Mas no começo de junho, as estrelas de Teresópolis são Marta e Aline. O treinamento é concentrado no aspecto físico, ponto fraco das jogadoras, explica ao Monde o técnico Kleiton Lima, lembrando que as brasileiras jogam no grupo D das noruegas, que já venceram a cobiçada taça mundial. Mas Aline garante que a técnica e a intuição tática das canarinhas serão compensadas.

As brasileiras buscam o título inédito, para tirar o gosto amargo da prata obtida na copa de 2007 (derrota para as alemãs) e nas Olimpíadas de Pequim, em 2008 (vitória norte-americana). Mas a reportagem lembra que as brasileiras progrediram nos últimos tempos e hoje ocupam o terceiro lugar do ranking mundial.

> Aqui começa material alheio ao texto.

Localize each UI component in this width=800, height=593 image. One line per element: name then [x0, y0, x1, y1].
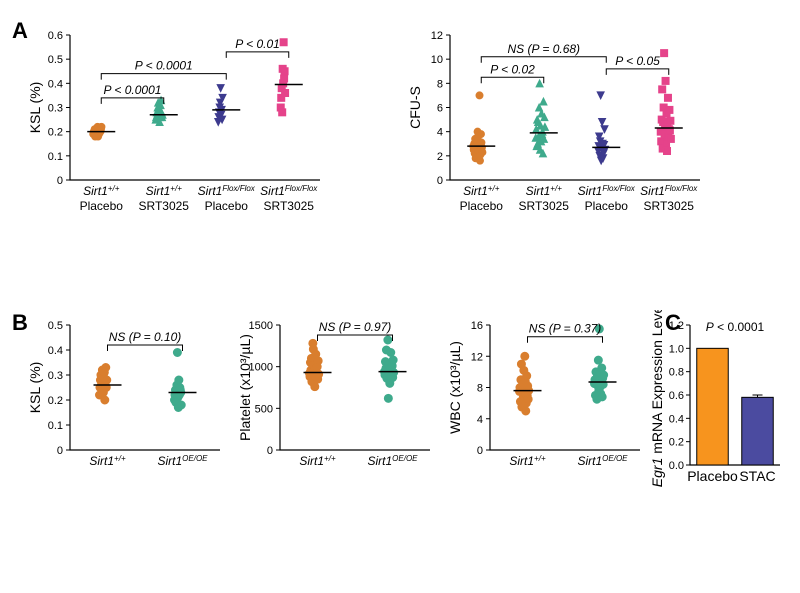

O Monde também recorda que o futebol feminino começou no Brasil em 1965, mas que foi proibido pela ditadura militar por ser um esporte “masculino”, como o rúgbi, o polo e a luta.

Entrevistada por Le Monde, a filósofa Baby Siqueira Abrão explica que “séculos de discriminação não desaparecem de um dia para outro”. Para ela, o futebol feminino é de uma certa forma uma “transgressão que inverte a ordem estabelecida e rompe com o conceito de fragilidade da mulher”. O jornal explica ainda além do preconceito, as jogadoras, cujo espírito de grupo e cumplicidade são visíveis, lutam para ter mais visibilidade, reconhecimento e profissionalismo.